How can you foster better client commitment?
#1 Give yourself a limit on how much competitive work you are willing to accept
In an ideal world, we’d all be retained or working exclusive roles on 30%, but in reality, not everybody works in this type of environment, and it may not work for your market.
Competitive work doesn’t always equal bad work, either.
But, if you spend all of your time working competitive roles, how will you elevate yourself and create a sustainable desk? You simply won’t.
Instead, set a boundary and allow yourself to work a set amount of competitive roles at any time.
Then, when the quota is filled, don’t take on any more.
#2 Always ask for exclusivity
If you don’t do this already, this should be a standard part of you winning a role from a client.
Exclusivity equals better service, a better go to market strategy, and enables you to have a better relationship with the client.
If the client isn’t willing to give you exclusivity, find out why.
Then, if you can, handle the objection and explain why going exclusively with you is better.
#3 Pitch retainers or mini-retainers
Retainers are the best way to secure commitment, as there is an up-front payment required.
Retainers in recruitment are evolving all the time, so whether you do a refundable retainer, a non-refundable retainer, a retainer “lite” or something different – getting upfront commitment in the form of payment is the goal.

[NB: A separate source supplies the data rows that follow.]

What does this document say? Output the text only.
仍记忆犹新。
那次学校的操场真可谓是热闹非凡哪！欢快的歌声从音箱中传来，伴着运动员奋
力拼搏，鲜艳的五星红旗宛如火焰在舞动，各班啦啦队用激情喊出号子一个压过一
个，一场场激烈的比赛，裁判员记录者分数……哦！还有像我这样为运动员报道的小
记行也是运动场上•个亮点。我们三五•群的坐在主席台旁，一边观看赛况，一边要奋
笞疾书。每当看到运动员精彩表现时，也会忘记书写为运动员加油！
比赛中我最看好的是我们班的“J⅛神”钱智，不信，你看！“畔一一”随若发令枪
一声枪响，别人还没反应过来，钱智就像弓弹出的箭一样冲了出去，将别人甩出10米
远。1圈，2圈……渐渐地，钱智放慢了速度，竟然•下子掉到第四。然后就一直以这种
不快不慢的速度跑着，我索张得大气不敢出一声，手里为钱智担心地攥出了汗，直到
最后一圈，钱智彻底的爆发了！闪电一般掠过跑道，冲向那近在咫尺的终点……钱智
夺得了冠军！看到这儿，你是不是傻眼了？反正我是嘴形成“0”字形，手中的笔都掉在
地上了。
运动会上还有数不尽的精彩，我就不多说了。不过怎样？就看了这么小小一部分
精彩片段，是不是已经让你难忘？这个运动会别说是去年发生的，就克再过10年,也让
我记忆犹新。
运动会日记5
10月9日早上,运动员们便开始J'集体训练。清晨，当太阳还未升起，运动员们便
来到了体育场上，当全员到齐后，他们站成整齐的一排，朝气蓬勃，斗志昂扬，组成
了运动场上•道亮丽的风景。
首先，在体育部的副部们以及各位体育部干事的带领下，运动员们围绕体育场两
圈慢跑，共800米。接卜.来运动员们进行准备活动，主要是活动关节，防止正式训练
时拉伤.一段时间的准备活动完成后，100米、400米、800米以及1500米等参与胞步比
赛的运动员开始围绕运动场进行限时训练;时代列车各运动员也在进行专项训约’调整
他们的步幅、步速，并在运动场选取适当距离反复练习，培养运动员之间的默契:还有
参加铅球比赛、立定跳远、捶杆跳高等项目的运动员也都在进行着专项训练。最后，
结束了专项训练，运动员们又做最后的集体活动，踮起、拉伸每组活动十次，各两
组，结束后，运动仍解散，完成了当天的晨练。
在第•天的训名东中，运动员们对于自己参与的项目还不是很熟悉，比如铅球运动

#4 Always explain how it adds value
The whole point of working exclusively or on a retainer is so it’s a partnership.
You want the client to value the service you provide, so make sure you explain that service before you ask for anything from them.
This is largely down to your consulting and sales skills, as well as how you approach a negotiation!
For example, if a client isn’t willing to give you an exclusive role now, agree with them that if you fill the competitive role first, they will work with you exclusively on the next three roles.
Clever compromise is what I like to call it.
The client still has an element of control but you are working towards getting that commitment.
And, as time progresses, and your experience and market reputation improves and word spreads – there will come a time where you can exclusively work on a retained basis, and potentially even secure that the first time around.
It’s all about demonstrating your track record and value and what they will get out of it.
#5 – Build your ideal client matrix
What would make a perfect client? And, what opportunities are you VERY confident you can fill?
We’ve covered service level agreements and “fillability” frameworks in previous editions, and you should utilise these to build your ideal client matrix and use this to improve commitment. You can use this to consult and educate clients on how they can improve their processes, salary bandings, employee benefits – and so much more.